GNU Chess/Java Starts to Run

I decided to go ahead and convert the remaining printf() calls (too chicken to try switching to Java 5 at this point) and ignore the signal() calls so I could try running GNU Chess/Java. The signal() calls are only used for handling control-C to allow interupting of the think process. Not sure what the Java equivalent would be.

For a while, I would get early crashes when trying to run. Usually these were NullPointerExceptions due to uninitialized array members. IndexOutOfBounds errors were a little trickier to fix, and for one of them I had to actually run the C version to compare values. Turns out the array index was -1 there, too! I’ve already marked a half dozen or so places where the C code looks suspicious, so I think this effort will unearth a few problems in the original source.

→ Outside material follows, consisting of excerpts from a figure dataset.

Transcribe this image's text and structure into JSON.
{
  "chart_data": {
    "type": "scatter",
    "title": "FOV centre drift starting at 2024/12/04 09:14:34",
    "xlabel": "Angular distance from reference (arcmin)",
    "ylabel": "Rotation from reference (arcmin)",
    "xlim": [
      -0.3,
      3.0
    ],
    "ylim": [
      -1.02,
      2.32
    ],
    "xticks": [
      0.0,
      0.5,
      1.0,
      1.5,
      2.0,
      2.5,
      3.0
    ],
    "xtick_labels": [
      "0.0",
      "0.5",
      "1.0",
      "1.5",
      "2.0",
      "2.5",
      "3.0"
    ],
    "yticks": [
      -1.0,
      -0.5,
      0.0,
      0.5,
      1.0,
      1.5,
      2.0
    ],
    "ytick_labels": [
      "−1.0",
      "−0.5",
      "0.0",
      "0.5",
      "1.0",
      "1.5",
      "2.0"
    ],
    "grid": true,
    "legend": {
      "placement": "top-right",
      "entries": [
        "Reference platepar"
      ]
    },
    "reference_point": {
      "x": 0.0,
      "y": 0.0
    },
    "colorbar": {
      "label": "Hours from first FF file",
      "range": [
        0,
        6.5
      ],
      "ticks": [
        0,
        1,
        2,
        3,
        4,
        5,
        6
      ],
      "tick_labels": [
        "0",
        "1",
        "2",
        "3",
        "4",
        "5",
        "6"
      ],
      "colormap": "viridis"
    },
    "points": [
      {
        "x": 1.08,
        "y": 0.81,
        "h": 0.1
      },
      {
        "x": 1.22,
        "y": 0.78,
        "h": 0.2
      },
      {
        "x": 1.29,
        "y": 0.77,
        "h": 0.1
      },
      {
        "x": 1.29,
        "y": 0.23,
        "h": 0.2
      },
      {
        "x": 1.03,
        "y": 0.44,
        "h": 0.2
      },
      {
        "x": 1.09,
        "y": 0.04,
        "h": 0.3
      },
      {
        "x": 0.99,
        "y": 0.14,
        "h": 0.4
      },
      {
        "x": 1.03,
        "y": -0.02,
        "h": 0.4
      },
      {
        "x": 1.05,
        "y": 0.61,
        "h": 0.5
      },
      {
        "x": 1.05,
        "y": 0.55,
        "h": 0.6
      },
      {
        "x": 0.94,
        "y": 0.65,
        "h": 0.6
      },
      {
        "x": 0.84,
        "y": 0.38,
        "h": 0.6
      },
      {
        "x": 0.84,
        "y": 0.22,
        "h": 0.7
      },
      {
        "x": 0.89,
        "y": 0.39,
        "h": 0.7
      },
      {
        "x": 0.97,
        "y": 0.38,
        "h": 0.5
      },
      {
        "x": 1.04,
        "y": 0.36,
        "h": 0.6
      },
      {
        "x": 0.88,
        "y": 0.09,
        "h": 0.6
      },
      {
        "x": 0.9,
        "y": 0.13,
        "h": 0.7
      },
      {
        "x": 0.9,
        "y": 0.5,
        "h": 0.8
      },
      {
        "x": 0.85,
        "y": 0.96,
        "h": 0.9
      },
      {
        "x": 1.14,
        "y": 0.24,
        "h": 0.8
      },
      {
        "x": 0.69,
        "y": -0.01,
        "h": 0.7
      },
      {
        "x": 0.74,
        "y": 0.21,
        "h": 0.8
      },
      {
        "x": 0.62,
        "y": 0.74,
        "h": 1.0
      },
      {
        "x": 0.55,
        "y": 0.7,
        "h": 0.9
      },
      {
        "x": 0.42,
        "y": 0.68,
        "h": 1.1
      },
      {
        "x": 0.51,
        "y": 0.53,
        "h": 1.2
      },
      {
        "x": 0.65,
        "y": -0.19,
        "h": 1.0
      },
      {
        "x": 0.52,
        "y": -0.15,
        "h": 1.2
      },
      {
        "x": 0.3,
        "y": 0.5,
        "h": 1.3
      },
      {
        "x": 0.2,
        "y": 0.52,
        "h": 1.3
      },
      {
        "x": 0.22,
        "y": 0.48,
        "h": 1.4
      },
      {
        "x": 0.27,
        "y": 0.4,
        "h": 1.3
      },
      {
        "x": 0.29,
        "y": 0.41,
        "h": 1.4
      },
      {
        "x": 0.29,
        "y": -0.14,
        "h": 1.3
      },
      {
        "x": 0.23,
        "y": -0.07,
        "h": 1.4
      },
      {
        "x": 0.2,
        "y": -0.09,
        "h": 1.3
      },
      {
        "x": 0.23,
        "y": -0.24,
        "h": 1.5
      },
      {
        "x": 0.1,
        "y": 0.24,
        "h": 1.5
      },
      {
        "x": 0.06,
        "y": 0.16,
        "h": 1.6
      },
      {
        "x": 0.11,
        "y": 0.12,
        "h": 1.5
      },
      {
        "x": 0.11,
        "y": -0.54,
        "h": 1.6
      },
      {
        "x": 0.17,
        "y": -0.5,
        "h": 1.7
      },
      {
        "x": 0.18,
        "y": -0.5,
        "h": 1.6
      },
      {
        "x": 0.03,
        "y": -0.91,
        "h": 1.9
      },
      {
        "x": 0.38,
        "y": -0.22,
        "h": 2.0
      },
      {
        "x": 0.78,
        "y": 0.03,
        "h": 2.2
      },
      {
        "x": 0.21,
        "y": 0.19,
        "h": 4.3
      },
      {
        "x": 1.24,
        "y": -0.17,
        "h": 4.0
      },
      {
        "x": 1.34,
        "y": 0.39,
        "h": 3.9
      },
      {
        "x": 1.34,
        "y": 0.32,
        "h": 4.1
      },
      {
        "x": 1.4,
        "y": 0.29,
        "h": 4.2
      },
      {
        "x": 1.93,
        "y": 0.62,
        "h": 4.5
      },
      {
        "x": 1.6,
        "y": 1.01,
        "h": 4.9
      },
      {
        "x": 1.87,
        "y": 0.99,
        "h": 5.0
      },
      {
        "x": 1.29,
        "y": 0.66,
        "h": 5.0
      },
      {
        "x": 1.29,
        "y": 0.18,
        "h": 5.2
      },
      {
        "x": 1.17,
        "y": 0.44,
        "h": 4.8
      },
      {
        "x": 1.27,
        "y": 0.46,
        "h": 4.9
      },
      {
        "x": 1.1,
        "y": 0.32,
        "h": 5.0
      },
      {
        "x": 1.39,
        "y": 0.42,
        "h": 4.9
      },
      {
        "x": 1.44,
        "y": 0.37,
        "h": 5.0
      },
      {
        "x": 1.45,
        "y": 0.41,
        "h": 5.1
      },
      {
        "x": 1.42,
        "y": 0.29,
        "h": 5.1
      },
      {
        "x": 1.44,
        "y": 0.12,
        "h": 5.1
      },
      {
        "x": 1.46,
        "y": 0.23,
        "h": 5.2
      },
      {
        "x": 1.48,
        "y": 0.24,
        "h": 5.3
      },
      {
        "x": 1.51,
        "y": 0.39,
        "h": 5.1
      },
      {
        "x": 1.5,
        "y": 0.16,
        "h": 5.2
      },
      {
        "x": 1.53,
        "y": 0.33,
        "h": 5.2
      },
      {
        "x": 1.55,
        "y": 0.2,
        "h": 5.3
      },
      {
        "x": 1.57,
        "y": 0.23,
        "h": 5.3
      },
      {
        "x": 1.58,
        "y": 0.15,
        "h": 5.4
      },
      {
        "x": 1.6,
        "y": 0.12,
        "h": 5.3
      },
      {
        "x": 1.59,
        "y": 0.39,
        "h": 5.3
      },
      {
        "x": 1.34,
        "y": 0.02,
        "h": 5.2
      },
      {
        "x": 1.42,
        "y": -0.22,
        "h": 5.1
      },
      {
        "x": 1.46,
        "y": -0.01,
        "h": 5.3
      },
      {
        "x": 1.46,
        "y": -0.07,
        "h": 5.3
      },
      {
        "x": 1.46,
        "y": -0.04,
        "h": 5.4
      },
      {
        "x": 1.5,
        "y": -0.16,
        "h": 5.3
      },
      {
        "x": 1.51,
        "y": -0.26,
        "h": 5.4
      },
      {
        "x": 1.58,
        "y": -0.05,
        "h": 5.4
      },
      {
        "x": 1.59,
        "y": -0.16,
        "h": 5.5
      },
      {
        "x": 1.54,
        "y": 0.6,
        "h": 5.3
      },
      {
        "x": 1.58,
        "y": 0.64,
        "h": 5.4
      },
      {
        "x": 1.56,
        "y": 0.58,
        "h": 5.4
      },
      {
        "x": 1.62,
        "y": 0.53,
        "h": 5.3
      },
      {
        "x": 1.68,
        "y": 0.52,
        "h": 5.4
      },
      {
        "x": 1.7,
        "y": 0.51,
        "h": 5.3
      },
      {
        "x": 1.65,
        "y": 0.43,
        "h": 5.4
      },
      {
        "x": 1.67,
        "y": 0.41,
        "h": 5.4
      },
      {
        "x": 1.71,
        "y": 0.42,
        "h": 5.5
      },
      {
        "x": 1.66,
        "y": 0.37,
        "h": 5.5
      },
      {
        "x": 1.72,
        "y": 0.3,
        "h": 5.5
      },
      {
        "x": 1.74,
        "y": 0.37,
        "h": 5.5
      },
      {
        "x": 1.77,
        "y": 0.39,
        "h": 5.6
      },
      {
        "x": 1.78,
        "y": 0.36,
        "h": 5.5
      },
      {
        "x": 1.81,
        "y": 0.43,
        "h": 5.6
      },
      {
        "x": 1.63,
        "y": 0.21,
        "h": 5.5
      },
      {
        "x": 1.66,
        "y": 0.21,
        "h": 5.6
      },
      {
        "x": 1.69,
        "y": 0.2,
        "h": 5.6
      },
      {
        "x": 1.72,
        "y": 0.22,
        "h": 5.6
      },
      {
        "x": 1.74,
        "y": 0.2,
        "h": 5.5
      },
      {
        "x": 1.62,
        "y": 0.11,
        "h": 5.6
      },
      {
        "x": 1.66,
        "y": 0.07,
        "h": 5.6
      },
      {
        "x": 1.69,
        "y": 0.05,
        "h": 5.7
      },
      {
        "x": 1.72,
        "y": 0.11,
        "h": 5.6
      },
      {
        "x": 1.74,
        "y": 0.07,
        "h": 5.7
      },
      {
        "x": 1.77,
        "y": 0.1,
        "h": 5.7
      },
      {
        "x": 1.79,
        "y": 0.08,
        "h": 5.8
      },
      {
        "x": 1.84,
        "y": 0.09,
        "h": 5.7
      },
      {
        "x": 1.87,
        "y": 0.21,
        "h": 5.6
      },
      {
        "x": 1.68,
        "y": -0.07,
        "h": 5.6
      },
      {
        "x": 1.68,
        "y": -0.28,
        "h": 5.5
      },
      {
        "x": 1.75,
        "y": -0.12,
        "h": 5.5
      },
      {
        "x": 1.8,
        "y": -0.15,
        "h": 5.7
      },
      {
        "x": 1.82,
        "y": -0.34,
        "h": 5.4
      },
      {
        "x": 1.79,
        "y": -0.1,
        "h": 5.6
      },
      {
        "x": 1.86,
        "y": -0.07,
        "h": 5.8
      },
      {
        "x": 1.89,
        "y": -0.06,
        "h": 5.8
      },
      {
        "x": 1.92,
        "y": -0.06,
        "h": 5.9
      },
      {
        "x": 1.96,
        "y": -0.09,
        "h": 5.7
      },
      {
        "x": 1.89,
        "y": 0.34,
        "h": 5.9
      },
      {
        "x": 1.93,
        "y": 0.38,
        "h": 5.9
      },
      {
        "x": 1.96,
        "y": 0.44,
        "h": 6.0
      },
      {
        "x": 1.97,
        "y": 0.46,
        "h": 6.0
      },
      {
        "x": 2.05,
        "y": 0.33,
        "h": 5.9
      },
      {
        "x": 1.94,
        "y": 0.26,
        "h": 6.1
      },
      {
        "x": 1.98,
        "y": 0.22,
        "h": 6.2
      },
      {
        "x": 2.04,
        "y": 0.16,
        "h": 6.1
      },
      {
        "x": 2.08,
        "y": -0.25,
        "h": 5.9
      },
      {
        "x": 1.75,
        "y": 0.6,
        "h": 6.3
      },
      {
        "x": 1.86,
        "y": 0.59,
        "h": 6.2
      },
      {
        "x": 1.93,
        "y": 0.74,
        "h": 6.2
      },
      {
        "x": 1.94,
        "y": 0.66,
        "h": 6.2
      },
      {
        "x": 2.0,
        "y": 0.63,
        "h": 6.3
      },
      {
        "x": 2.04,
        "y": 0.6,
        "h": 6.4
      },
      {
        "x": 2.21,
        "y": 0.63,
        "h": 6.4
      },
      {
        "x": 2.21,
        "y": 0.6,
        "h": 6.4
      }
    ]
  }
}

There were a couple of errors to get around when trying to build the C version, which I’m guessing are due to different versions of the developer tools on Mac OS X 10.4. There is also a problem running the C version. It seems to process one command and then get a bus error. Coincidentally, the Java version has a similar problem. After processing one command, it gets lost trying to look for more input — there’s some threading issue going on.

The program has some self-test commands that I was able to use to compare speeds. The Java version appears to be about half the speed of the C version. Some results

Test C Java
movegen 34M moves/sec 16M moves/sec
eval 217K evals/sec 110K evals/sec

Not bad.

Other tests, which actually try to find the best moves, are crashing …. If I can get past that, I may need a catchy name for this project. Jnuchess?